Your honey-do list for Tuesday has been handed to you for weeks now by everyone with a social media account and a certain political bent. “VOTE!” they say.
And vote you should. Well, probably. To be honest, before “VOTE!” should come “INFORM YOURSELF!!” Too many people skip that part.
But for the sake of argument, let’s say we all go out on Tuesday and honor the incredible gift that is our flawed democracy by casting informed votes that we hope against hope will actually and honestly be tabulated.
Now what do we do? What happens when we wake up Wednesday and the blue wave hasn’t arrived or wasn’t as impressive as we wished? What if we instead meet further evidence of the unraveling of the republic? This is THE outcome to plan for, because Wednesday will arrive.
I don’t know about you but I’m getting too old to flush an entire day—let alone two more years—in mourning. So I’m wondering: What’s your plan?
Mine is to stay sane and happyish. (It’s always a delicate balance between these ears, so happyish is a reasonable goal.) For me, the means to sanity and happyish are community, service, fierce pursuit of joy, and protecting my own humanity.
Community: I have groups of friends who are writers and artists and thinkers who collectively lift my soul in such a way that they become a distinct geography, a place to which I must return in order to feel like myself. Even with the difficulties that go along with group dynamics, the best communities supply us with sustenance we just can’t get on our own.
Service: I do one officially service-y thing by volunteering at a rescue organization for birds of prey. To call it “service” is a slap in the face to people who work at soup kitchens and reading centers and cancer wards. I volunteer so I can be close to wild animals. That’s pretty selfish. But I DO help get things done when I’m there, and the animals DO benefit, and—more to the point—it’s an exercise in empathy, which is what animates all spiritual practices.
We can also be of service on an hour-by-hour basis, as a holistic approach to life, through how we engage with people and the natural world. I’ll work on that one. It will help if I think of my fellow humans as featherless birds.
Fierce pursuit of joy: We need to remember to regularly fling ourselves hard at what feels good. Ride a horse, if that’s your thing. Walk through woods, listen to the music you slow danced to in high school. Last month at the raptor center, I stuck my hand into a container of mealworms and felt a rush of delight at the wriggling at the bottom of the bag. Such a surprise!
We must smuggle our souls back from the thieves. Hold close to wonder.
And humanity: My new rule is that I’m allowed to demonize the despots, but only occasionally, not as a staple of my thought-diet. And I’m forbidden from demonizing real humans in my personal world unless I see a pitchfork and horns under a tarp in their trunk. This one can take some work.
But after spending years now trying to understand how otherwise good people can support ideas and politicians I find abhorrent, here’s what I know: It’s not understandable.

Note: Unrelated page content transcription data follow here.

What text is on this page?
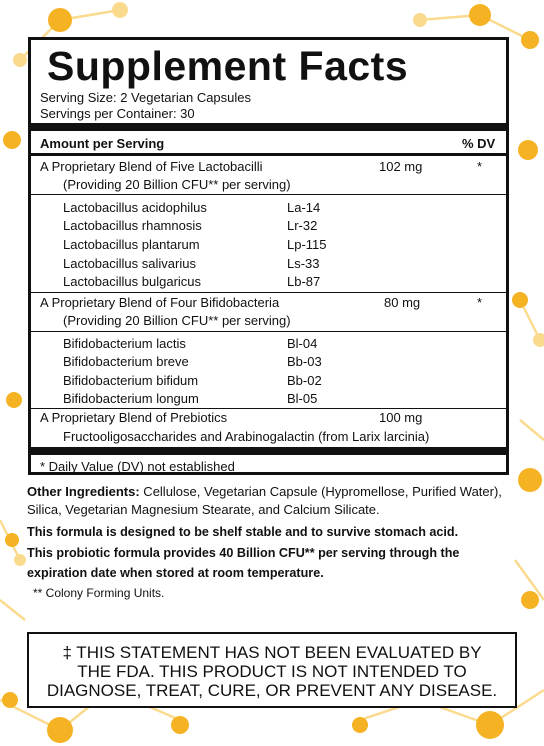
Supplement Facts
Serving Size: 2 Vegetarian Capsules
Servings per Container: 30
Amount per Serving	% DV
A Proprietary Blend of Five Lactobacilli	102 mg	*
(Providing 20 Billion CFU** per serving)
Lactobacillus acidophilus	La-14
Lactobacillus rhamnosis	Lr-32
Lactobacillus plantarum	Lp-115
Lactobacillus salivarius	Ls-33
Lactobacillus bulgaricus	Lb-87
A Proprietary Blend of Four Bifidobacteria	80 mg	*
(Providing 20 Billion CFU** per serving)
Bifidobacterium lactis	Bl-04
Bifidobacterium breve	Bb-03
Bifidobacterium bifidum	Bb-02
Bifidobacterium longum	Bl-05
A Proprietary Blend of Prebiotics	100 mg
Fructooligosaccharides and Arabinogalactin (from Larix larcinia)
* Daily Value (DV) not established
Other Ingredients: Cellulose, Vegetarian Capsule (Hypromellose, Purified Water), Silica, Vegetarian Magnesium Stearate, and Calcium Silicate.
This formula is designed to be shelf stable and to survive stomach acid.
This probiotic formula provides 40 Billion CFU** per serving through the expiration date when stored at room temperature.
** Colony Forming Units.
‡ THIS STATEMENT HAS NOT BEEN EVALUATED BY
THE FDA. THIS PRODUCT IS NOT INTENDED TO
DIAGNOSE, TREAT, CURE, OR PREVENT ANY DISEASE.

I won’t “win” them. They don’t want to understand me as much as I want to understand them. That’s part of how we’re different.
Still. I love them or not based on how they treat others and me. So, sorry, Don, Mitch, Brett. I might be an asshole, but you won’t turn me into that kind of asshole. I won't discard friends based on politics. I won’t do it.
That’s it. That’s my plan. And I will employ it even if we get a blue wave, because I remember the joy I felt when Barack Obama won in 2008; and I remember eight years of struggle and setbacks that followed.
There is so much work to be done, civically, culturally, and personally. We need to preserve our hearts for the trip ahead.